Understanding Credit Criteria • Personal Credit Approvals are based upon the “Five C’s of Credit”: • Credit History • Collateral • Capacity • Customer Relationship • Character This is a good springboard from which to understand how Commercial Credit is adjudicated.
Understanding Credit Criteria • In addition to the noted criteria, be prepared to discuss: • What the facility will be used for and what terms are requested. • Equity being injected – form and amount. • Legal structure of the business. • Are there other income streams to support household. • Components of the business plan that demonstrate business success factors.
Understanding Credit Criteria • Key risks that Lenders need to mitigate: • Debt Servicing – does bottom line NI support debt repayment and are there factors (non-cash, rents) that can add back to NI number – similar to EBITDA. • Does the industry present inherent risks (ie Construction can be seasonal and cyclical, Computing faces rapid obsolescence). Is there risk in the industry class (ie retailing). • What is the level of recourse given the legal structure. • What is the security and how liquid and marketable is it. Business (All Assets and Undertakings) vs Personal pledge. • What is the quality of the personal guarantee. Net Worth and personal credit history are critical factors.
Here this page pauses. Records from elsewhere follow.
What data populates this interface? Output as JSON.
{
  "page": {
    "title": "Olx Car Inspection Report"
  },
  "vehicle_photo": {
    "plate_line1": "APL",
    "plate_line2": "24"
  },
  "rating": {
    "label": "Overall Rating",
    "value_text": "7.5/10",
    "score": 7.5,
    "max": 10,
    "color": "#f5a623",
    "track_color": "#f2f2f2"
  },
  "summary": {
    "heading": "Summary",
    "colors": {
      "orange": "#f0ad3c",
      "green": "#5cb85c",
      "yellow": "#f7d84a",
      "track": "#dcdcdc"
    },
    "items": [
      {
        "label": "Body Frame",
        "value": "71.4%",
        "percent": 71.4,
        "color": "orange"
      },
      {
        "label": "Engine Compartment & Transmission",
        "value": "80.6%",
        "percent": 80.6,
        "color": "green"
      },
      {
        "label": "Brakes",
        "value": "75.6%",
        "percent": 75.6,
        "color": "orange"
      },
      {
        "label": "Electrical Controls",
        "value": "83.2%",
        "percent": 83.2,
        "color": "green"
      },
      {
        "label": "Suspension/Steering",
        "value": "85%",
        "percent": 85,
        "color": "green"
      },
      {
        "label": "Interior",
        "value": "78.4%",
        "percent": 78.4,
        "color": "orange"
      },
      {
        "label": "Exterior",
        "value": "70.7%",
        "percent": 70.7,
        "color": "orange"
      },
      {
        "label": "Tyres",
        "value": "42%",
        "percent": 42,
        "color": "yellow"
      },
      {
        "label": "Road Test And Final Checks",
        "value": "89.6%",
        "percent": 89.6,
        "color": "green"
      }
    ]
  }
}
Beyond Initial Credit - Expansion • Future credit requests are evaluated in the same manner as start-up credit. • What success has been demonstrated – execution. • Management of A/R and A/P. • Have revenues, net income and retained earnings been growing. Is the company being stripped of income – evidenced in salaries, expenses. • What is the nature of the credit request – project, asset or share financing verses debt consolidation.
Tips for Protecting Yourself • Some of the pitfalls in business finance: • Ensure that you have assets or cash to fall back on during business start-up or in the case of slowdown. • Budget for large payables (ie taxes). Consider a budgeted savings plan into a separate account. • Ensure that you have adequate insurance in place – personal disability, key man insurance and a business succession plan. • Be careful on extending credit – leave that to the bank! • Watch your cash-flows. Understand your payables and receivables timings. Don’t be caught by surprise. • Grow your Retained Earnings. Don’t strip out all NI. This makes financers nervous.
The Enduring Partnership • Banking is about mutual trust – credit is granted by seeing the whites of your eyes. • Know your Banker and Branch Manager. • Make appointments to see your banker on a regular basis (ie semi-annually) • Given the stakeholder status, advise your banker of positive and negative changes.